Reputation: 67
I am trying to find out the number of occurrences of "The/the". Below is the code I tried"
print ("Enter the String.\n");
$inputline = <STDIN>;
chop($inputline);
$regex="\[Tt\]he";
if($inputline ne "")
{
@splitarr= split(/$regex/,$inputline);
}
$scalar=@splitarr;
print $scalar;
The string is :
Hello the how are you the wanna work on the project but i the u the The
The output that it gives is 7. However with the string :
Hello the how are you the wanna work on the project but i the u the
the output is 5. I suspect my regex. Can anyone help in pointing out what's wrong.
Upvotes: 0
Views: 2006
Reputation: 5870
The following snippet uses a code side-effect to increment a counter, followed by an always-failing match to keep searching.

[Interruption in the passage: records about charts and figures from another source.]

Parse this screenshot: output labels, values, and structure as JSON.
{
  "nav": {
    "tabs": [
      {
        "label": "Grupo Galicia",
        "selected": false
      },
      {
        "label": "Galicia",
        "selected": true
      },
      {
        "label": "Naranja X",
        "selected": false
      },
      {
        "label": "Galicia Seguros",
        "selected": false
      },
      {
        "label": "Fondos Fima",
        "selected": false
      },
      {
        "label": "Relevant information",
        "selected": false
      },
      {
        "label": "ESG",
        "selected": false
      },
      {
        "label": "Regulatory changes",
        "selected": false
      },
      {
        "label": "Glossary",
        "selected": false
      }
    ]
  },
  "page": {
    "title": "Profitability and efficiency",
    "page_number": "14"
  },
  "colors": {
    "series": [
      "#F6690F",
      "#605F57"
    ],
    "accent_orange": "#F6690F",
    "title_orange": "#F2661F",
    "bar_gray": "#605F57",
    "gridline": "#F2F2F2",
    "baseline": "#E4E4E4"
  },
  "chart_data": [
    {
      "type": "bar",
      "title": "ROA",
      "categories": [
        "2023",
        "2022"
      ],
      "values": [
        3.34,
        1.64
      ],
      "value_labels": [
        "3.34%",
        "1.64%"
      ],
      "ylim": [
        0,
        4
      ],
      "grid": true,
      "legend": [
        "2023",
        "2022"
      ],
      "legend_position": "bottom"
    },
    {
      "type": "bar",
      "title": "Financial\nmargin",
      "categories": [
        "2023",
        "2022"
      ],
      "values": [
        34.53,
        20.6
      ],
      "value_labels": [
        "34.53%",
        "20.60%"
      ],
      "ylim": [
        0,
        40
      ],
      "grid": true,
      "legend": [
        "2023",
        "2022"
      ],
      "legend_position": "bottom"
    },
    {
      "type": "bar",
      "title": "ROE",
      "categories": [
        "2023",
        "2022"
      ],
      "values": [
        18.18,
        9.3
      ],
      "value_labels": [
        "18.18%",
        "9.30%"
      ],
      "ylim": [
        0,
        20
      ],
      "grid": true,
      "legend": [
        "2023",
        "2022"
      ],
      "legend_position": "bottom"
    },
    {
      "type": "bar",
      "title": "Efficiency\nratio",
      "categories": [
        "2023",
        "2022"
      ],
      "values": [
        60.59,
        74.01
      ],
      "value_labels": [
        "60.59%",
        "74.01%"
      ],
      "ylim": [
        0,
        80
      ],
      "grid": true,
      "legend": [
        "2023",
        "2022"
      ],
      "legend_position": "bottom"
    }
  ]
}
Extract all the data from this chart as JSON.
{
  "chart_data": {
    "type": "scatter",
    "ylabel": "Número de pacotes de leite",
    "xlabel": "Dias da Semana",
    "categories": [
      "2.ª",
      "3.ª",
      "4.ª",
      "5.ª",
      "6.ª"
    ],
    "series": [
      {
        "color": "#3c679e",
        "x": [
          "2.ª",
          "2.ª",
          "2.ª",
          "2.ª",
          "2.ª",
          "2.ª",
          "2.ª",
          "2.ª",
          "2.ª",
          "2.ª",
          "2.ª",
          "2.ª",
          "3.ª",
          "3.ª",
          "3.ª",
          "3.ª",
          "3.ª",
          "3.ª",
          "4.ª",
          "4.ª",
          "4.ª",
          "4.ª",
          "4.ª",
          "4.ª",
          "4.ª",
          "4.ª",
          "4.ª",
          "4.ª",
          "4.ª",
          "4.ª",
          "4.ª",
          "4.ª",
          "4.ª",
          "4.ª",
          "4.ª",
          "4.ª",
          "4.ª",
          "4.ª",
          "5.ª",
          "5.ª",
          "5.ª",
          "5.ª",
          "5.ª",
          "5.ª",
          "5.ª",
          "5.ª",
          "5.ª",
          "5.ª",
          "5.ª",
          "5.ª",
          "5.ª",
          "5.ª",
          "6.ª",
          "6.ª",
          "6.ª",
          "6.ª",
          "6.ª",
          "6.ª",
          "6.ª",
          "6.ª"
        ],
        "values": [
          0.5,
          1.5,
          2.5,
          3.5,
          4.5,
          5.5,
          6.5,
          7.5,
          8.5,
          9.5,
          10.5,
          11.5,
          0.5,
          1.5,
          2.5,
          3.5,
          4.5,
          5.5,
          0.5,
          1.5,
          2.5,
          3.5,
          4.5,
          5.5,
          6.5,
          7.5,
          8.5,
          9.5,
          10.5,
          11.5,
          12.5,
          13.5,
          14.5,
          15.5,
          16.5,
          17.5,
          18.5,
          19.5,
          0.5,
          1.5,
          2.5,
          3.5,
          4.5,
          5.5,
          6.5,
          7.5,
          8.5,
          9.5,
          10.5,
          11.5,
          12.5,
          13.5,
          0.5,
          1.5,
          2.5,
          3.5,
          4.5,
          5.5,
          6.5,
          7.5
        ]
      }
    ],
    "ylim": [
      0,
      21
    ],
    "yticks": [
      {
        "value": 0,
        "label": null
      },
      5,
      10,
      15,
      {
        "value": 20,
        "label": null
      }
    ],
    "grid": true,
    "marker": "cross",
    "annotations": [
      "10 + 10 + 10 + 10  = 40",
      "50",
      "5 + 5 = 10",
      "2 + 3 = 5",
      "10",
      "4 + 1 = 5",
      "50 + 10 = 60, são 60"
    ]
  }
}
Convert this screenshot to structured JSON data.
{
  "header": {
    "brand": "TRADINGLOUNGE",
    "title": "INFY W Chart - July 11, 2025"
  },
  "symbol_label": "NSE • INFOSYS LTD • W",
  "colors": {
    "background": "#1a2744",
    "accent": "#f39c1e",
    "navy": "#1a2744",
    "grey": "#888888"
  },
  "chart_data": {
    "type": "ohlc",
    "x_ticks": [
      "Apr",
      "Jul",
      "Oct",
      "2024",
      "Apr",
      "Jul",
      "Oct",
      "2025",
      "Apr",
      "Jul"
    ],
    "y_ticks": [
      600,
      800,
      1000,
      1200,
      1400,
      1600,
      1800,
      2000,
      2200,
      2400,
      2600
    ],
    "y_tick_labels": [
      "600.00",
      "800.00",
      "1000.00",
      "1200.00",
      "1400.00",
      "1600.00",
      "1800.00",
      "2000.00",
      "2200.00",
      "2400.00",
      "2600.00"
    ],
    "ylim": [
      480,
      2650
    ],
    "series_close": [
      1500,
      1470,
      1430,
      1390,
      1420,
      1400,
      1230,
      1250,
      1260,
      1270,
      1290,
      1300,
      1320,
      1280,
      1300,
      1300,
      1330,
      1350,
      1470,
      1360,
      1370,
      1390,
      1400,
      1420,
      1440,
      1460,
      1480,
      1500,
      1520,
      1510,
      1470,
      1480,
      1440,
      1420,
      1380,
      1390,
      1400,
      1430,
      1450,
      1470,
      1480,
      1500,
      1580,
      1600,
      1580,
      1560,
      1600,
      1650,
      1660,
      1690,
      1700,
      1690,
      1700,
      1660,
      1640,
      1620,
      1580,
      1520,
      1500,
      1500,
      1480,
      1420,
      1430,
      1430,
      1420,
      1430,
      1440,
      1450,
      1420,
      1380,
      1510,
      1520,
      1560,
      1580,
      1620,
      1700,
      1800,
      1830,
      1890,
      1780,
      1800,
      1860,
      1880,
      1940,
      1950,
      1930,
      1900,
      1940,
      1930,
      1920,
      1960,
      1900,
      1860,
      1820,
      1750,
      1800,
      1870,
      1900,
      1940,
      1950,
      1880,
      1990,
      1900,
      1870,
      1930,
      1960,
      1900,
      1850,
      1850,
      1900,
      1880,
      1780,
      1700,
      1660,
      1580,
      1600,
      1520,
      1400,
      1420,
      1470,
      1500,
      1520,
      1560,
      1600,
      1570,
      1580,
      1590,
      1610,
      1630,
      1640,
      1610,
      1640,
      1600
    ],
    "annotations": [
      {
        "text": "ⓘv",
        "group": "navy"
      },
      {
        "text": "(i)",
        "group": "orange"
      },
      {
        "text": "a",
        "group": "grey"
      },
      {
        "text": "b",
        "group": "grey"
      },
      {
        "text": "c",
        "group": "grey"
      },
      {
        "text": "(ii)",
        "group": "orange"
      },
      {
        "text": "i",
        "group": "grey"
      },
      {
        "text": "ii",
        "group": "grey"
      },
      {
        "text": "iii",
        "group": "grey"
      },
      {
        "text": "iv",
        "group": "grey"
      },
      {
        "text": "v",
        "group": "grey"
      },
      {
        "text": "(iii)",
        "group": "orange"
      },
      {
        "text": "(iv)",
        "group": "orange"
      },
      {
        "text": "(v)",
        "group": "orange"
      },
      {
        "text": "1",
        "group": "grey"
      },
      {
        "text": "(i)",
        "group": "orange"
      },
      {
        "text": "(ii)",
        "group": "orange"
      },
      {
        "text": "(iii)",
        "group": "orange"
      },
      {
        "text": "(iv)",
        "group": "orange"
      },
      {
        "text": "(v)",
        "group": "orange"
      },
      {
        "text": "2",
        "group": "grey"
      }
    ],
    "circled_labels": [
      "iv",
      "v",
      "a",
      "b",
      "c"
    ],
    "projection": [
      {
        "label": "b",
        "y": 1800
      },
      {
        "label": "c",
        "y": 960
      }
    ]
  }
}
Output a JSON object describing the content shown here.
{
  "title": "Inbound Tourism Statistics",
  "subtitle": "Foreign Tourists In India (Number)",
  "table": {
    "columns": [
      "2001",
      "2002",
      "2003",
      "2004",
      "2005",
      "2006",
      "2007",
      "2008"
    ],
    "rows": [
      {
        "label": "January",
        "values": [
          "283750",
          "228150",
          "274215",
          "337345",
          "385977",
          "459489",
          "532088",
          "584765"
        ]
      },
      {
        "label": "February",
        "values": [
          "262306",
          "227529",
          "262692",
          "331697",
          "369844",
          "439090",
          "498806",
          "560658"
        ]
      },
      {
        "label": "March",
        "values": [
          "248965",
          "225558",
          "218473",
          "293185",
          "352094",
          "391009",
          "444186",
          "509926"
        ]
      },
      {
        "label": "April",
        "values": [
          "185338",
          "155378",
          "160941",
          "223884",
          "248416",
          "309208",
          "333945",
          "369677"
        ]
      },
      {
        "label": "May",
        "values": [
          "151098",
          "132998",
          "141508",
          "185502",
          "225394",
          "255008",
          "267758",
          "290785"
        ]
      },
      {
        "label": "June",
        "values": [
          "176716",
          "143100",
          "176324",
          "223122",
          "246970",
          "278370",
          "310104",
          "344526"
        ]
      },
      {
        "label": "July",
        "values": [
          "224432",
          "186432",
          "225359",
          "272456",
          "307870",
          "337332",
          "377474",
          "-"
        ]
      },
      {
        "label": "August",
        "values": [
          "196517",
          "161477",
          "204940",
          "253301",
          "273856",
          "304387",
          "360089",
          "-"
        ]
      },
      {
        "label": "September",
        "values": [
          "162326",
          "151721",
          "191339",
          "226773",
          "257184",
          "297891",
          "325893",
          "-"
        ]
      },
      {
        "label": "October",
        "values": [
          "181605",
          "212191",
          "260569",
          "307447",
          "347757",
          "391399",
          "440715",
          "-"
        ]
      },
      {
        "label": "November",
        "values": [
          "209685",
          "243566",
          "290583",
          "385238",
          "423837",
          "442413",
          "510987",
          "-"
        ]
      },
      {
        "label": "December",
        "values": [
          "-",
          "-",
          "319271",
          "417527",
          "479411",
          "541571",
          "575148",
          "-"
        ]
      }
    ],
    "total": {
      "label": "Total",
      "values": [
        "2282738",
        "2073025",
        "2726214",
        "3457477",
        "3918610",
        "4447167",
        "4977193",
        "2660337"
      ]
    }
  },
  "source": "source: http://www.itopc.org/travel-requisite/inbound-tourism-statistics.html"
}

It produces the correct answer for matches that overlap (e.g. "aaaa" contains "aa" 3 times, not 2). The split-based answers don't get that right.
my $i;
my $string;
$i = 0;
$string = "aaaa";
$string =~ /aa(?{$i++})(?!)/;
print "'$string' contains /aa/ x $i (should be 3)\n";
$i = 0;
$string = "Hello the how are you the wanna work on the project but i the u the The";
$string =~ /[tT]he(?{$i++})(?!)/;
print "'$string' contains /[tT]he/ x $i (should be 6)\n";
$i = 0;
$string = "Hello the how are you the wanna work on the project but i the u the";
$string =~ /[tT]he(?{$i++})(?!)/;
print "'$string' contains /[tT]he/ x $i (should be 5)\n";
Upvotes: 1
Reputation: 241808
With split
, you're counting the substrings between the the's. Use match instead:
#!/usr/bin/perl
use warnings;
use strict;
my $regex = qr/[Tt]he/;
for my $string ('Hello the how are you the wanna work on the project but i the u the The',
'Hello the how are you the wanna work on the project but i the u the',
'the theological cathedral'
) {
my $count = () = $string =~ /$regex/g;
print $count, "\n";
my @between = split /$regex/, $string;
print 0 + @between, "\n";
print join '|', @between;
print "\n";
}
Note that both methods return the same number for the two inputs you mentioned (and the first one returns 6, not 7).
Upvotes: 1
Reputation: 126722
I get the correct number - 6 - for the first string
However your method is wrong, because if you count the number of pieces you get by splitting on the regex pattern it will give you different values depending on whether the word appears at the beginning of the string. You should also put word boundaries \b
into your regular expression to prevent the regex from matching something like theory
Also, it is unnecessary to escape the square brackets, and you can use the /i
modifier to do a case-independent match
Try something like this instead
use strict;
use warnings;
print 'Enter the String: ';
my $inputline = <>;
chomp $inputline;
my $regex = 'the';
if ( $inputline ne '' ) {
my @matches = $inputline =~ /\b$regex\b/gi;
print scalar @matches, " occurrences\n";
}
Upvotes: 3
Reputation: 3223
What you need is 'countof' operator to count the number of matches:
my $string = "Hello the how are you the wanna work on the project but i the u the The";
my $count = () = $string =~/[Tt]he/g;
print $count;
If you want to select only the word the
or The
, add word boundary:
my $string = "Hello the how are you the wanna work on the project but i the u the The";
my $count = () = $string =~/\b[Tt]he\b/g;
print $count;
Upvotes: 0